In this study we have observed that various methods used by experienced clinical laboratories performed well on a range of challenging BRCA1/2 mutations. No single NGS method and associated bioinformatics pipeline was demonstrated to be superior, and were equally as capable of detecting the range of significant variants as more established methods. The results were shared between the study participants and have subsequently been used to improve practice in EQA schemes for BRCA testing and NGS.
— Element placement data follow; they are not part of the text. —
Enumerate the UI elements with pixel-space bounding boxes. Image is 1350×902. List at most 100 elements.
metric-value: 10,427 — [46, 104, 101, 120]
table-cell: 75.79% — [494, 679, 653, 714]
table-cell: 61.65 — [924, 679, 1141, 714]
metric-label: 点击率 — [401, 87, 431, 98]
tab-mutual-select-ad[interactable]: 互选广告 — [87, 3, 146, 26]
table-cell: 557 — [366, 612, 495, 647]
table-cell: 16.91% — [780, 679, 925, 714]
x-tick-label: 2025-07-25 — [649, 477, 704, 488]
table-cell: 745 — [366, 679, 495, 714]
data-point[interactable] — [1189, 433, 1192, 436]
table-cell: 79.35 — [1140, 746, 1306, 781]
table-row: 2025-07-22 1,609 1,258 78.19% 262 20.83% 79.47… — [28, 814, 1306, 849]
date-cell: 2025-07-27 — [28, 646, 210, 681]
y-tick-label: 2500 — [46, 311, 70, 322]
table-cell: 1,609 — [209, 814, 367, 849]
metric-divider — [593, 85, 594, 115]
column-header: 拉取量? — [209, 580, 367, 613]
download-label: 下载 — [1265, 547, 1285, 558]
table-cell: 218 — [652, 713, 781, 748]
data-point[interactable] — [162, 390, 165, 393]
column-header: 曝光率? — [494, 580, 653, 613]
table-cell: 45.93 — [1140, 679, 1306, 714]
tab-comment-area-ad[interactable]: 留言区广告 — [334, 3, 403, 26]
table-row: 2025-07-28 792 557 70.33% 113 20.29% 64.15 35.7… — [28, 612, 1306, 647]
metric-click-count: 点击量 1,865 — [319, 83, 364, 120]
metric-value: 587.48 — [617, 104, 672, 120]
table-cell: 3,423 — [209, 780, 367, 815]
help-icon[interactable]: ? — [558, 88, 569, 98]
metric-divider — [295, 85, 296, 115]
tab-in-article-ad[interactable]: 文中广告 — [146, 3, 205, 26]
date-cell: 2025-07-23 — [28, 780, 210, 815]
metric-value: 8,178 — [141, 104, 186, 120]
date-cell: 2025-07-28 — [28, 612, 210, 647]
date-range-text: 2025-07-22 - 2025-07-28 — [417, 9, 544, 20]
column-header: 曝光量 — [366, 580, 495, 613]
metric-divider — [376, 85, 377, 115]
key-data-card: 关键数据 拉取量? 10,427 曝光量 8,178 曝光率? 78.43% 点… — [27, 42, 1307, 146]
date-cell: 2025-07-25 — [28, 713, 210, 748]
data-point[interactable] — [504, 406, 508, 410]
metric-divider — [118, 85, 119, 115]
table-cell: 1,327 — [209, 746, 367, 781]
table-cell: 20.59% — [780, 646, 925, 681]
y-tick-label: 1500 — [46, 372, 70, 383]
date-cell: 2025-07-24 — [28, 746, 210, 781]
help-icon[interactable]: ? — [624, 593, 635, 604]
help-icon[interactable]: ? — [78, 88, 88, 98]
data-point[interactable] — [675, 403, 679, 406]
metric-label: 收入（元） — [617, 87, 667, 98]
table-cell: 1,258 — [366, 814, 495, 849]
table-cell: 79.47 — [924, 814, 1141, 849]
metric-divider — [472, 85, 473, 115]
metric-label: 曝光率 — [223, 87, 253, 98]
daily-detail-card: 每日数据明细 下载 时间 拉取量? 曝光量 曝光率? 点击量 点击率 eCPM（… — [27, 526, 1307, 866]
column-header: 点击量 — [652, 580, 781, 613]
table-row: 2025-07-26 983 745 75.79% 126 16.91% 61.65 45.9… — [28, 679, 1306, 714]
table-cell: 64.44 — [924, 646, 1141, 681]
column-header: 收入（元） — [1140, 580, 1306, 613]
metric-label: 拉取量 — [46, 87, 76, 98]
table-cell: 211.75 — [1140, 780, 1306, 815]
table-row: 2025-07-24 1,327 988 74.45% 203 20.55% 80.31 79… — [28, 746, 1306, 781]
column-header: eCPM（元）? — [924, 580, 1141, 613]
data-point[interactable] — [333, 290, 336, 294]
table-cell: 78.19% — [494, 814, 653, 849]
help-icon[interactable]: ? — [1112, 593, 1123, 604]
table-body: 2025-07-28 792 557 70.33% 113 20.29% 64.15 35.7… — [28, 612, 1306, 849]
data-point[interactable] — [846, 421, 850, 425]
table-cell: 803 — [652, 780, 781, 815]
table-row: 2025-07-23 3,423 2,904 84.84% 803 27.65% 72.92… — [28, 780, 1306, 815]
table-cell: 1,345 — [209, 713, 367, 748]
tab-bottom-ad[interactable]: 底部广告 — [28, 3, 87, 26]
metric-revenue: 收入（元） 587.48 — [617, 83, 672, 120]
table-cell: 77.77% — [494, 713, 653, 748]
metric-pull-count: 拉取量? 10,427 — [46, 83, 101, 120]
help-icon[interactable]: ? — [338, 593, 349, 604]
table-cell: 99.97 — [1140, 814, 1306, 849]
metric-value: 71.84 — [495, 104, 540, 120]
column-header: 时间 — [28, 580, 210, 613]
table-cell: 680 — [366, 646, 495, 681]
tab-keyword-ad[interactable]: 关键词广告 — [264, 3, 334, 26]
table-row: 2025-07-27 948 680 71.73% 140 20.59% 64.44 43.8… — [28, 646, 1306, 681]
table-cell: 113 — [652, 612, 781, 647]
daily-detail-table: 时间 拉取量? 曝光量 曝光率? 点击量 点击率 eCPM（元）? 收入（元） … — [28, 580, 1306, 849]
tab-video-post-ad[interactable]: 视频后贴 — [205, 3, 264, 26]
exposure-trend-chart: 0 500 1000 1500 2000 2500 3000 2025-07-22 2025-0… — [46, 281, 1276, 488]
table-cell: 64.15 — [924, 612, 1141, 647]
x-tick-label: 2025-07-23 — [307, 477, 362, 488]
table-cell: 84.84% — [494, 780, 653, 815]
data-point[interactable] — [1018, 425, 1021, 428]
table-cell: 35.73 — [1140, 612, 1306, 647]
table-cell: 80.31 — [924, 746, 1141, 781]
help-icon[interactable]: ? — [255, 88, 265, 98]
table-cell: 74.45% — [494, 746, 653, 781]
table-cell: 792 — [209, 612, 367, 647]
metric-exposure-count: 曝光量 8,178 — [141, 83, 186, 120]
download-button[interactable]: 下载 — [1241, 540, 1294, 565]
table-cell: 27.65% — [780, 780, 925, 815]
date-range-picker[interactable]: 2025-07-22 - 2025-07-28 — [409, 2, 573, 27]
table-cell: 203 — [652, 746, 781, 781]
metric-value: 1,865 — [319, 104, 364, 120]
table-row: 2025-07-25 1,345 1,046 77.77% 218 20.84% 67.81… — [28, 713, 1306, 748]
The discrepancies in the identification of pathogenic and significant variants are most likely due to human error or the way the methodology has been implemented locally, for example, NGS bioinformatics pipelines, rather than technical limitations of the methods. Robust processes to eliminate sample mix-ups are essential and important to ensure high-quality testing. The extended analysis of neutral variants did not reveal any further specific vulnerabilities in the technologies used; however it did confirm the genotyping error rate of NGS analysis in BRCA1/2 to be in the range of 2–3%. This is consistent with the error rates identified in EQA schemes for BRCA1/2 (Mueller et al, 2004, Simon Patton, personal communication) and other inherited genetic disease (Dequeker et al, 2001; Seneca et al, 2008). The actual error rate in clinical practice is likely to be lower than the 2–3% identified in the study, as laboratories were not required to fully replicate their diagnostic reporting pathway. A significant proportion of the errors in the extended study were clerical, or likely to be, and the error would be expected to be detected during checks undertaken during the clinical reporting process. Consequently an error rate of 2–3% should be viewed as the upper boundary of diagnostic error in these experienced laboratories. Nevertheless the error rate in less experienced laboratories could be higher, as evidenced in EQA schemes for molecular pathology. In molecular testing for somatic mutations, the diagnostic testing process has evolved rapidly, as new treatment-related outcomes to gene alterations have become available (Normanno et al, 2013). Consequently, many laboratories have implemented testing strategies without rigorous validation or method verification. External Quality Assessment schemes in this area of diagnostic testing have demonstrated significantly higher error rates (Deans et al, 2011; Wong et al, 2012; Patton et al, 2014) but also improvements over time (Deans et al, 2013; Patton et al, 2014). It is therefore essential for all laboratories offering BRCA1/2 testing to carry out robust assay validation and participate in regular EQA in order to minimise the possibility of errors in diagnostic screening.

In conclusion, It is our understanding that the choice of BRCA1/2 testing method will therefore depend on multiple factors including required throughput and turn-around times, access to equipment, expertise and budget.